もとは密猟者だけあって、動物のように人を殺します。
敵に対しては残虐極まりないですが、味方には優しく、義賊的なところもあります。カーストで人を差別しなかったので、「森の天使」と慕う人もいました。
一方のインド警察は、これもドラマなどでおなじみ、人権など知ったことかと、被疑者・参考人を虐待・拷問しまくりの「ダーティ・ハリー」や「ランボー」だらけです。
ドキュメンタリーは、ヴィーラッパン側、警察側、それぞれの動きを交互に紹介しながら、犠牲者100名以上、10年以上にわたる攻防を描いていきます。
ヴィーラッパンが暴れていたのは、日本ではちょうどオウム真理教事件が起こっていた頃です。
ヴィーラッパンと麻原彰晃とは、まるで違うタイプのようですが、似ている点もあります。

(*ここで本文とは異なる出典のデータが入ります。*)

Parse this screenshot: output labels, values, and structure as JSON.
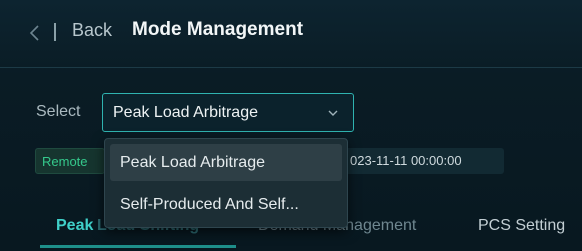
{
  "header": {
    "back_label": "Back",
    "title": "Mode Management"
  },
  "select": {
    "label": "Select",
    "value": "Peak Load Arbitrage",
    "options": [
      "Peak Load Arbitrage",
      "Self-Produced And Self..."
    ]
  },
  "status": {
    "remote": "Remote",
    "date": "023-11-11 00:00:00"
  },
  "tabs": [
    {
      "label": "Peak",
      "label_rest": "Load Shifting"
    },
    {
      "label": "Demand Management"
    },
    {
      "label": "PCS Setting"
    }
  ],
  "colors": {
    "accent": "#2fb3b0",
    "active_tab": "#3fd0c9",
    "remote_green": "#35c98c",
    "background": "#0b1c26"
  }
}
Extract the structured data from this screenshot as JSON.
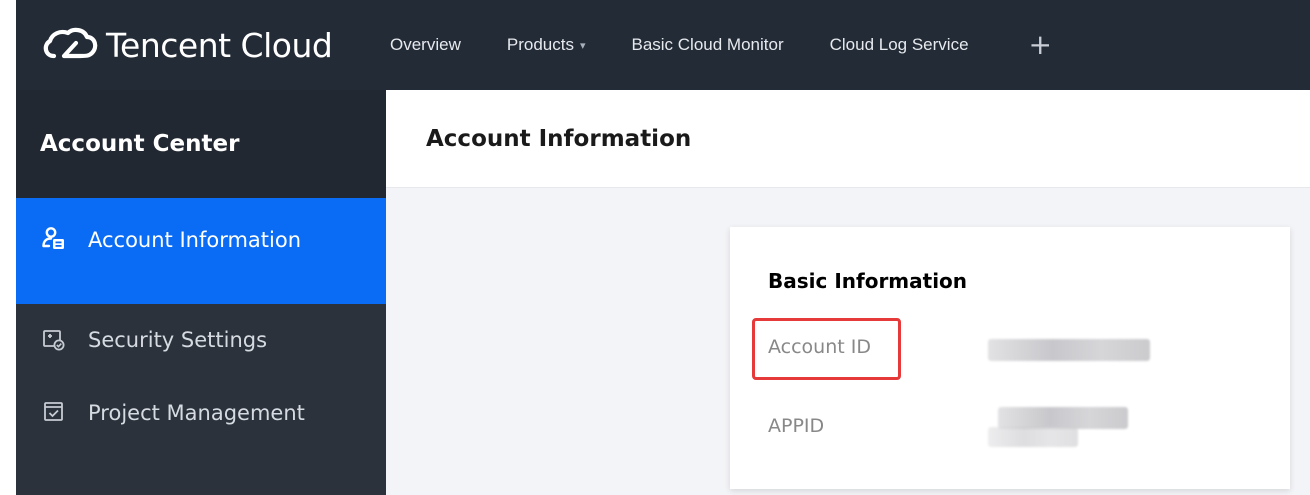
{
  "brand": {
    "name": "Tencent Cloud",
    "logo_icon": "tencent-cloud-logo-icon"
  },
  "nav": {
    "items": [
      {
        "label": "Overview"
      },
      {
        "label": "Products",
        "caret": "▾"
      },
      {
        "label": "Basic Cloud Monitor"
      },
      {
        "label": "Cloud Log Service"
      }
    ],
    "plus": "+"
  },
  "sidebar": {
    "title": "Account Center",
    "items": [
      {
        "label": "Account Information",
        "icon": "account-info-icon",
        "active": true
      },
      {
        "label": "Security Settings",
        "icon": "security-shield-icon",
        "active": false
      },
      {
        "label": "Project Management",
        "icon": "project-checkbox-icon",
        "active": false
      }
    ]
  },
  "main": {
    "page_title": "Account Information",
    "card": {
      "title": "Basic Information",
      "fields": [
        {
          "label": "Account ID",
          "highlighted": true
        },
        {
          "label": "APPID",
          "highlighted": false
        }
      ]
    }
  },
  "colors": {
    "topbar": "#232b36",
    "sidebar": "#2b323b",
    "sidebar_title": "#222831",
    "active": "#0a6cf5",
    "highlight": "#e63939"
  }
}
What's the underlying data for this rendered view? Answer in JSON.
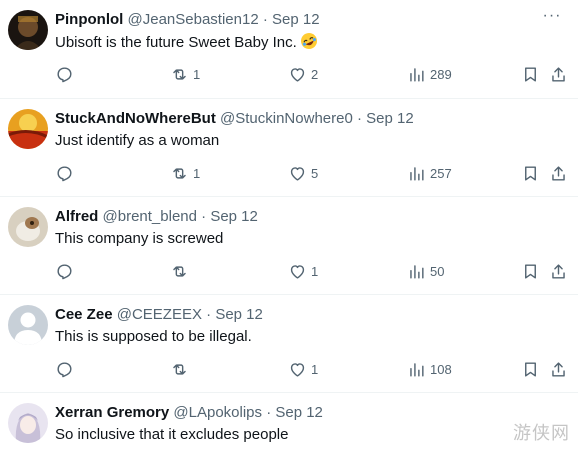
{
  "tweets": [
    {
      "name": "Pinponlol",
      "handle": "@JeanSebastien12",
      "separator": "·",
      "date": "Sep 12",
      "text": "Ubisoft is the future Sweet Baby Inc.",
      "emoji": "rolling-on-floor-laughing-emoji",
      "replies": "",
      "retweets": "1",
      "likes": "2",
      "views": "289"
    },
    {
      "name": "StuckAndNoWhereBut",
      "handle": "@StuckinNowhere0",
      "separator": "·",
      "date": "Sep 12",
      "text": "Just identify as a woman",
      "replies": "",
      "retweets": "1",
      "likes": "5",
      "views": "257"
    },
    {
      "name": "Alfred",
      "handle": "@brent_blend",
      "separator": "·",
      "date": "Sep 12",
      "text": "This company is screwed",
      "replies": "",
      "retweets": "",
      "likes": "1",
      "views": "50"
    },
    {
      "name": "Cee Zee",
      "handle": "@CEEZEEX",
      "separator": "·",
      "date": "Sep 12",
      "text": "This is supposed to be illegal.",
      "replies": "",
      "retweets": "",
      "likes": "1",
      "views": "108"
    },
    {
      "name": "Xerran Gremory",
      "handle": "@LApokolips",
      "separator": "·",
      "date": "Sep 12",
      "text": "So inclusive that it excludes people"
    }
  ],
  "more_label": "···",
  "watermark": "游侠网",
  "colors": {
    "text": "#0f1419",
    "secondary": "#536471",
    "border": "#eff3f4"
  }
}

年齢は、麻原が5歳ほど上のようですが、ほぼ同世代です。
どちらも、貧しく、差別される境遇だったこと。
どちらも、不思議に警察に捕まらないことで、カリスマ性を高めていったこと。
敵と味方、自分たちの世界と外の世界を峻別し、外界の敵は「人間」扱いせずに殺すこと。
本人にはそれなりの「哲学」があって、真面目な点もあること。
マスコミに出るのが好きで、自己宣伝をしたがったことなどです。
インドのドキュメンタリーは、何を見ても、カースト制や民族差別を背景に感じずにはいられません。
ヴィーラッパンの事件でも、タミル人差別の問題があり、ドキュメンタリー後半では、スリランカ内戦を起こした「タミル・イーラム解放の虎(LTTE)」などが絡んできます。
勉強になりますし、そこらの映画やドラマより断然面白いので、オススメです。